As my last word on this pointless bit of the thread, I'm going to spell it out....

Your thread:

Martin Atkins wrote:

Perhaps you and I have different ideas about what is meant by "full screen", but why would a page need to hide anything when the video is full screen? The page itself won't be visible, because the video will be taking up the entire screen!


My thought was that it would be the same function as the current "full screen" that the browser has.
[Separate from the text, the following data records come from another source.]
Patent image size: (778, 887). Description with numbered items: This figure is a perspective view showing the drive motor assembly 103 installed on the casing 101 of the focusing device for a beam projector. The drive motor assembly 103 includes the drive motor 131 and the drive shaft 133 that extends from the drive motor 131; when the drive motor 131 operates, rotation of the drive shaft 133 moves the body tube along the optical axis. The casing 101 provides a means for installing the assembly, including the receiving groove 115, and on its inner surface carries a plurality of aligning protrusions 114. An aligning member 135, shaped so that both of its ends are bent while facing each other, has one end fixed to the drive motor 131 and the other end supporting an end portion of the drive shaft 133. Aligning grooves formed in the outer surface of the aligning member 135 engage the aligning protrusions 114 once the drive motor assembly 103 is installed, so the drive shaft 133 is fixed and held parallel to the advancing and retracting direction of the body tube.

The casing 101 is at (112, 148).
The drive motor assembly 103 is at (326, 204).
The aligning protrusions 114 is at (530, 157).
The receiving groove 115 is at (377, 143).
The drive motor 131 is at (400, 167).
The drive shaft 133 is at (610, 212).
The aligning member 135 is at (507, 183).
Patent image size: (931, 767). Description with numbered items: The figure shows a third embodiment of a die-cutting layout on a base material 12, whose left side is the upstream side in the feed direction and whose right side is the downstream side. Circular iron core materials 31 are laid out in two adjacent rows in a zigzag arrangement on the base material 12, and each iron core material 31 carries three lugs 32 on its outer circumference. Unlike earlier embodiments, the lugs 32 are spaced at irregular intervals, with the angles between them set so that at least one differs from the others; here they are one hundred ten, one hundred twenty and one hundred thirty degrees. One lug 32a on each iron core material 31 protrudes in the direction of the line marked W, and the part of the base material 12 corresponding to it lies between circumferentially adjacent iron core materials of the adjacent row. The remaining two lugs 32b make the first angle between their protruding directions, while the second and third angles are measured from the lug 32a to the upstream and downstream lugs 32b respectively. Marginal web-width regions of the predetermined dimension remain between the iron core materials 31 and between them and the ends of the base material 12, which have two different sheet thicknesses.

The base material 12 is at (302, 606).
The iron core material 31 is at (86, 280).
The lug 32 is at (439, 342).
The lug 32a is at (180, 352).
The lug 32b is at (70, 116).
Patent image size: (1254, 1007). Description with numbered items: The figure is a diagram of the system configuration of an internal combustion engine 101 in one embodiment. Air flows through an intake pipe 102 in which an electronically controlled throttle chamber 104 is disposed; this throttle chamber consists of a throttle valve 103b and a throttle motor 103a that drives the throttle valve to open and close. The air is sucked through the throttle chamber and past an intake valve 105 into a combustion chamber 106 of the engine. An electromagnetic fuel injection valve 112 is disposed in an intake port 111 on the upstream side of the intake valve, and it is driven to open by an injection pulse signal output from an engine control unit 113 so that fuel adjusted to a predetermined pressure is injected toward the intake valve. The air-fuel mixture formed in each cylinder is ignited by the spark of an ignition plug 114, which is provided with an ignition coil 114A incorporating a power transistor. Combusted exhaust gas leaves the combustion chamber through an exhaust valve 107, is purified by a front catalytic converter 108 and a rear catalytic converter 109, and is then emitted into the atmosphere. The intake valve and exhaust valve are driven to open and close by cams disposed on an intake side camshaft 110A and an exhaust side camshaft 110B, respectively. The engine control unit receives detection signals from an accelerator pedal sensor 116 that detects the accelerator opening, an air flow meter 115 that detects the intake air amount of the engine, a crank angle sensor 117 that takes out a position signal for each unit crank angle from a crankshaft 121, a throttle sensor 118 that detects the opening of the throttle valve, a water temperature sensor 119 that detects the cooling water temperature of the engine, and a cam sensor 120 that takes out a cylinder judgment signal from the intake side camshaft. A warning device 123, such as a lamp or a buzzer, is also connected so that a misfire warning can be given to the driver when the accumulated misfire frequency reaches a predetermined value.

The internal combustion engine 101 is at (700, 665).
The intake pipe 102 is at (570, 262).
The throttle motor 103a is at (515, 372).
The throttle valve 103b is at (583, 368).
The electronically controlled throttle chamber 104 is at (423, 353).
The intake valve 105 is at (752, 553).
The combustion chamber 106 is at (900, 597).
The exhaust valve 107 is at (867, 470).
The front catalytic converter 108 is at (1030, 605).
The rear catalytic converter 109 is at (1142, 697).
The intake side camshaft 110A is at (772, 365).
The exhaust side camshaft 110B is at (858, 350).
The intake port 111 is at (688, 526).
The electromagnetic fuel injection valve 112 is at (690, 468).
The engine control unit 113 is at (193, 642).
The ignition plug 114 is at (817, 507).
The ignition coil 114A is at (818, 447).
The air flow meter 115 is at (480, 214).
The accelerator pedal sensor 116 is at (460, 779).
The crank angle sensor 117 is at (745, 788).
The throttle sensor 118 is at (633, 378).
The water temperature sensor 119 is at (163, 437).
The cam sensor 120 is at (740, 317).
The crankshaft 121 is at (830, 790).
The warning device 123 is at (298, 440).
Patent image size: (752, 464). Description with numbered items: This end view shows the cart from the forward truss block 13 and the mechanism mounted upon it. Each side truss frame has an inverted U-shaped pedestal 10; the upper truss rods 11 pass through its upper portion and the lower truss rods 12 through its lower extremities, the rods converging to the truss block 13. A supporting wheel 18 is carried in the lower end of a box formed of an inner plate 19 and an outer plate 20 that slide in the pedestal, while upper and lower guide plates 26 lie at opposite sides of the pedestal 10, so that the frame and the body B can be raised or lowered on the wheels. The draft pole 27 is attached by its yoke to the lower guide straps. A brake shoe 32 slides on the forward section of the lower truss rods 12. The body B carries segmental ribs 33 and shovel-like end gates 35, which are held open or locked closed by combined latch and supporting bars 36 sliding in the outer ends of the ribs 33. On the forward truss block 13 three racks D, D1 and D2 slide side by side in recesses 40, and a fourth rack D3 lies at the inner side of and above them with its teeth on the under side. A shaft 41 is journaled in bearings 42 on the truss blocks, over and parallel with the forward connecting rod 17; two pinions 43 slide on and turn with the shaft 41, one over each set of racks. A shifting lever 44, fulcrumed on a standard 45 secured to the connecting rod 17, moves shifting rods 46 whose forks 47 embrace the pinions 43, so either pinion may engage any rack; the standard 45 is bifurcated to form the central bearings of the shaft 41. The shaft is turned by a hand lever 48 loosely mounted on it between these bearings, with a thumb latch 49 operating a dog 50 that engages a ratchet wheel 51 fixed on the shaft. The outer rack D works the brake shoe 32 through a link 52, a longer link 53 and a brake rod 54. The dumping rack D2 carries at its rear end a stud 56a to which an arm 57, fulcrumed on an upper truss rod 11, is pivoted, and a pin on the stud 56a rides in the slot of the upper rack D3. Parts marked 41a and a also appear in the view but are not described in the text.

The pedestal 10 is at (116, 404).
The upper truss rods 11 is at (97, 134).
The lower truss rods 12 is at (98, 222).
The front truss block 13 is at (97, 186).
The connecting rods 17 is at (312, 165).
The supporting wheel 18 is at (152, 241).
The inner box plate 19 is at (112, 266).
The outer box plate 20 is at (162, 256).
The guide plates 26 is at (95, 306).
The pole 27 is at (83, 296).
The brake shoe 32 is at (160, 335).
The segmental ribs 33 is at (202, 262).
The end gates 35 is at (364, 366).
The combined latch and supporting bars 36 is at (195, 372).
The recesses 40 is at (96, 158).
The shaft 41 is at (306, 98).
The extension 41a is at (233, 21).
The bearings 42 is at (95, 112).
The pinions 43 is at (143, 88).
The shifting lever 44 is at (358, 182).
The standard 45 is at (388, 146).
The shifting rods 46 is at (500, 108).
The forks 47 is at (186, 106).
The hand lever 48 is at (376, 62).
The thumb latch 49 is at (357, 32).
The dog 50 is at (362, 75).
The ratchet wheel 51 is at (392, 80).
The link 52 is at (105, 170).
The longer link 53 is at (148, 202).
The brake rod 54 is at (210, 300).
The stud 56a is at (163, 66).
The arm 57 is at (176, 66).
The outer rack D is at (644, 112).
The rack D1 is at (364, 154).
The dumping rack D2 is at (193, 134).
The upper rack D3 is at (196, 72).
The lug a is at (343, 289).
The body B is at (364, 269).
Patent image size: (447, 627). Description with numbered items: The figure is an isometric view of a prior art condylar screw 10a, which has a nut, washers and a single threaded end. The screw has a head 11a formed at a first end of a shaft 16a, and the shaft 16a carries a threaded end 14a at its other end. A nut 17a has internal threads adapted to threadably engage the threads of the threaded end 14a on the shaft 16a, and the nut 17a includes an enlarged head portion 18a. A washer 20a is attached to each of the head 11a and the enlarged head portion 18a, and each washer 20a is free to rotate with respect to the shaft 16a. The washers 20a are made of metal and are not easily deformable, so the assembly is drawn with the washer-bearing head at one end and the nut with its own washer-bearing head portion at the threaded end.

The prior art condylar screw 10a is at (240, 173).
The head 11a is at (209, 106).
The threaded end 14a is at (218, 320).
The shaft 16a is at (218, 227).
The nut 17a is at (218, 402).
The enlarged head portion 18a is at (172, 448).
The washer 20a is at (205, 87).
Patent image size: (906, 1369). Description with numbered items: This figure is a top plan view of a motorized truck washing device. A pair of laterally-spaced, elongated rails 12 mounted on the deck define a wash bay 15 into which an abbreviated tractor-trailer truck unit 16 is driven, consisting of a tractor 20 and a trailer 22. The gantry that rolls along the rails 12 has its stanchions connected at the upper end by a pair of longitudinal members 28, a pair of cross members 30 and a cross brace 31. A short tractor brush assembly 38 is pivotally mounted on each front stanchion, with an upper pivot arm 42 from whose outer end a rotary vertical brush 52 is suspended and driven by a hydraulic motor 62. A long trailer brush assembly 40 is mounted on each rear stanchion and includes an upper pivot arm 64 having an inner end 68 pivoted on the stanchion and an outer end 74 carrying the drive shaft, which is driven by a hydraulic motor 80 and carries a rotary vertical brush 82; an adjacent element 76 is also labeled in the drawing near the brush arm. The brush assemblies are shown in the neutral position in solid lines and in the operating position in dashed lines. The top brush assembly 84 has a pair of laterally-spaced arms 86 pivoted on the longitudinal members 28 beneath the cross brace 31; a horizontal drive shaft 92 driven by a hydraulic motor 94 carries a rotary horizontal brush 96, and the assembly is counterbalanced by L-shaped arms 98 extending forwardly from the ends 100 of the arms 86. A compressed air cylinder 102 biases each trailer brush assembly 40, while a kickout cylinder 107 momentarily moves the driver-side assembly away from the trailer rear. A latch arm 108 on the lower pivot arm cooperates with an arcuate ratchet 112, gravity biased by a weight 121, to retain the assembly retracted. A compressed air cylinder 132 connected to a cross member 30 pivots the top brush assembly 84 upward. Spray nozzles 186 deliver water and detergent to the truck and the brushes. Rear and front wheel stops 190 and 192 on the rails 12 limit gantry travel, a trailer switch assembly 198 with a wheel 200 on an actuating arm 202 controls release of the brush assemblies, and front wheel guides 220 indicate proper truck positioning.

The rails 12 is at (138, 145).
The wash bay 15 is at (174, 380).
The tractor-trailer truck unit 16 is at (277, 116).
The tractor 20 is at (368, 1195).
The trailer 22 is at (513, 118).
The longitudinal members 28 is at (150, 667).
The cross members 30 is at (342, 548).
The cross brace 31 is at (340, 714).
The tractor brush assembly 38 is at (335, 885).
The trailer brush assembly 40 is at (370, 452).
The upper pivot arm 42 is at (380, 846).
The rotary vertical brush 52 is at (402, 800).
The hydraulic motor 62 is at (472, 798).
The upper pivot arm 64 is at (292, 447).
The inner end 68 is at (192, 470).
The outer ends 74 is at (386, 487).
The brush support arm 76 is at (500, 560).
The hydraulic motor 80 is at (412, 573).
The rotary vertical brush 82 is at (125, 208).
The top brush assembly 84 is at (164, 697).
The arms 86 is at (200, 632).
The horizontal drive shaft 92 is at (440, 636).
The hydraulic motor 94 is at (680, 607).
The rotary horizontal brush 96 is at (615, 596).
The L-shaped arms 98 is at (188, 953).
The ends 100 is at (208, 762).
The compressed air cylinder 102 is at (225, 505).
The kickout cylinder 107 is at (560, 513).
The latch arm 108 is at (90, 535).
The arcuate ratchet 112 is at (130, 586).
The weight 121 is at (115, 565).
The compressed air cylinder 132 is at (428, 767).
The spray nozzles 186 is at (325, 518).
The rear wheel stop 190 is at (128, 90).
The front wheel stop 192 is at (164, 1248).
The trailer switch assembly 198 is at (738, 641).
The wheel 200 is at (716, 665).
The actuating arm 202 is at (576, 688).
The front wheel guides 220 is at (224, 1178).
I.e. the page says "For full- screen, press F11". The user presses F11 and the browser makes the window full-screen, and additionally tells the page that this has happened via an event, so it can arrange to make the appropriate content fill the entire viewport. (Or not, if they want to continue to display captions, or ads, or a set of links).

I was agreeing with Martin and disagreeing with you.
Fullscreen video should be like that of a media player, think VLC, Quicktime, DVD Player(on the Mac), Cyber-whatever, you choose fullscreen, all you get is the video.

I think it should be like this, as you are telling the <video> element to go fullscreen and *not* the page.
That's my opinion.

On 22 Mar 2007, at 16:02, Gervase Markham wrote:

Gareth Hay wrote:
I really don't understand this attitude, it was a very clear point, pressing F11 in a *large* number of browsers does not provide a 'fullscreen' mode. I mean, how many mobile devices even have an F11?

Er, F11 was an example (that's what it is in Firefox).

I could have said "press whatever key or take whatever user action is necessary to invoke the browser's mode where it occupies the entire screen", but I thought that people would have understood what I mean. It seems not.


I hope with this last comment you are attempting to be as humerous as I was when I made the IE quip.